Critique – Opéra Classique

Le Vaisseau fantôme de Richard Wagner

Beauté absolue pour un nouveau rendez-vous de l’Opéra de Lyon avec Alex Ollé, sociétaire du collectif catalan de La Fura dels Baus

Le Vaisseau fantôme de Richard Wagner

Après l’émerveillement de son Tristan et Isolde (WT 2831 du 8 juin 2011), la sensible intelligence du Prisonnier de Luigi Dallapiccola et d’Erwartung d’Arnold Schönberg (WT 3689 du 10 avril 2013), il revient sur la scène lyonnaise avec l’un des premiers grands opéras de Richard Wagner, Der Fliegende Holländer/Le Hollandais volant rebaptisé en français Le Vaisseau Fantôme.

Splendeur de l’orchestre dirigé par Kazushi Ono, chant en équilibre d’une distribution homogène, déroulement d’images à couper le souffle, on s’embarque dès les premières mesures dans un voyage qui laissera des ondes dans nos mémoires. Le choc des oreilles s’allie à celui des yeux.

Tandis que la musique tempête en rage et en orage, sur scène le ciel se déchire, nuages striés d’éclairs par-dessus une mer démontée où la houle respire, se gonfle et se défait comme un ventre de femme.

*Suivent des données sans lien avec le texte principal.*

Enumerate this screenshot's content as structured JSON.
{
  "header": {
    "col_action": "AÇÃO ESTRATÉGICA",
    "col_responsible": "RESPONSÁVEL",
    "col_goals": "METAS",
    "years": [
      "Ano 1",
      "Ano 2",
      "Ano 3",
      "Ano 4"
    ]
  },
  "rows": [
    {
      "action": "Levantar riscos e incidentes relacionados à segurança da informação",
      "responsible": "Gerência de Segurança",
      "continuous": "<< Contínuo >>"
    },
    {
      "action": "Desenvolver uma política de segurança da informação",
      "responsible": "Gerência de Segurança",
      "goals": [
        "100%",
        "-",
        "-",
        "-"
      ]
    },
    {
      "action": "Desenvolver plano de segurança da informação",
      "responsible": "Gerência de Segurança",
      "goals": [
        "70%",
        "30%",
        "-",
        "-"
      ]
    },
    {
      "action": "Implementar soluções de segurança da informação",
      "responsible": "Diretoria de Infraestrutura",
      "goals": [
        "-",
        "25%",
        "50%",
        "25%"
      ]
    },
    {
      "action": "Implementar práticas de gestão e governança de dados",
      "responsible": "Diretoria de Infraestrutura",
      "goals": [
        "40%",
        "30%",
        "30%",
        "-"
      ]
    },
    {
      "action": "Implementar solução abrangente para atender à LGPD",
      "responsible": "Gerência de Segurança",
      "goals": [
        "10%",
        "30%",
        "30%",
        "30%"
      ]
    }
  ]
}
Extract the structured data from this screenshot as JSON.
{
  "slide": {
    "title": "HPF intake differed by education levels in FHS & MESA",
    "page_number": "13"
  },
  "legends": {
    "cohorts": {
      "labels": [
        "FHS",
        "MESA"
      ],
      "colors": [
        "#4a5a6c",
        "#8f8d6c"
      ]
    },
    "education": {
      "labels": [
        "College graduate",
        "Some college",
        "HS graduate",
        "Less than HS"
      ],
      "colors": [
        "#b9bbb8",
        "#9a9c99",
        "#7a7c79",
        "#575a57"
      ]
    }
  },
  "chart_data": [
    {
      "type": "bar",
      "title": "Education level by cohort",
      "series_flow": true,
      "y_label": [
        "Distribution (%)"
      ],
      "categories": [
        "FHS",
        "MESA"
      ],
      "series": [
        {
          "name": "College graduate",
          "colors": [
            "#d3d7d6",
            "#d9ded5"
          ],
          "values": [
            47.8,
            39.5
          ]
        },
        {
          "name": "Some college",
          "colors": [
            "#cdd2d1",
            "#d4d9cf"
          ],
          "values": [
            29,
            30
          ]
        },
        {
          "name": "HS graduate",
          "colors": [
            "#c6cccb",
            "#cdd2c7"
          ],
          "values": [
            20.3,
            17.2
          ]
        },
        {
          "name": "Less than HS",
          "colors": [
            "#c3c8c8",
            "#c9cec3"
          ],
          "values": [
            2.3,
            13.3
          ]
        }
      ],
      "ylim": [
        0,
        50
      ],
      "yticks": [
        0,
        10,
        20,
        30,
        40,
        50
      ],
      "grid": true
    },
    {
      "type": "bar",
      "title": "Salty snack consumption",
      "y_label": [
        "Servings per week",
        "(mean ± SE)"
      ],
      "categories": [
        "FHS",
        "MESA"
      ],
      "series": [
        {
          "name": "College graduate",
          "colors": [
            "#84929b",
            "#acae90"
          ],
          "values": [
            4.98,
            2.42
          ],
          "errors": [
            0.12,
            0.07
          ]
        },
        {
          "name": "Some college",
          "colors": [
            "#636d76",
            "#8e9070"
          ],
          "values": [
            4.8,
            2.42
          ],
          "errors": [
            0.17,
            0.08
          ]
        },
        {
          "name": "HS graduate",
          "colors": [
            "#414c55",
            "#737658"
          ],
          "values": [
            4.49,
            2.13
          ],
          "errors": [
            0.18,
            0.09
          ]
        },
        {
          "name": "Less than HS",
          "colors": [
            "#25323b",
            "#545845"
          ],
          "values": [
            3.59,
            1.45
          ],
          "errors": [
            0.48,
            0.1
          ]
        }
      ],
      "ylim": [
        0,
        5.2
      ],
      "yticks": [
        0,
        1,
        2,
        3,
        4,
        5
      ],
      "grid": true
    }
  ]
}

A jardin, grimpant jusqu’aux cintres la silhouette d’une proue de navire tangue, laminé de pluie et de vent. Est-ce le navire errant du Hollandais maudit condamné à perpétuité à parcourir les océans à moins de trouver, lors d’une escale octroyée tous les sept ans, l’âme sœur qui l’aimera jusqu’à la mort ? Ou celui de Darland le marchand voyageur qui rêve de la fortune que lui apporterait sa fille Senta moyennant mariage avec un bon parti ? L’un ou l’autre ou les deux à la fois, qu’importe puisque les hommes sont appelés à se rencontrer sur la baie où s’échoueront leurs navires. Pendant ce temps, Senta chantant une ballade, découvre le sort du nomade des mers et s’en éprend avant même de l’avoir rencontré. Lorsqu’ils se rencontreront, le coup de foudre réciproque sera instantané.

Le réel et le fantasmagorique

Une fois ancrés, les cargos vont se décharger dans une nature que les éléments auront peu à peu métamorphosée. Et c’est là que le subtil talent d’Alex Ollé se déploie dans les décors à transformations d’Alfons Flores, les lumières lustrées d’Urs Schönebaum et les vidéos mouvantes de Franc Aleu. Tout se développe l’air de rien, de ne pas y toucher, comme si les changements allaient de soi pour dénoncer, au fil des actions et des images, une société soumise au profit où règne l’exploitation des plus démunis et la pollution qui anéantit la nature.

De la carène désossée du cargo de Darland, débarquent des ouvriers en haillons qui transbordent des panneaux de tôles rouillées sur une décharge tandis que la mer asséchée, se gonfle en dunes sableuses d’où toute végétation a disparu. Les cales du bateau fantôme se peuplent d’un équipage de spectres, silhouettes blêmes grimpant le long des parois et s’envolant dans l’infini. Tout se mêle, le réel et la fantasmagorique.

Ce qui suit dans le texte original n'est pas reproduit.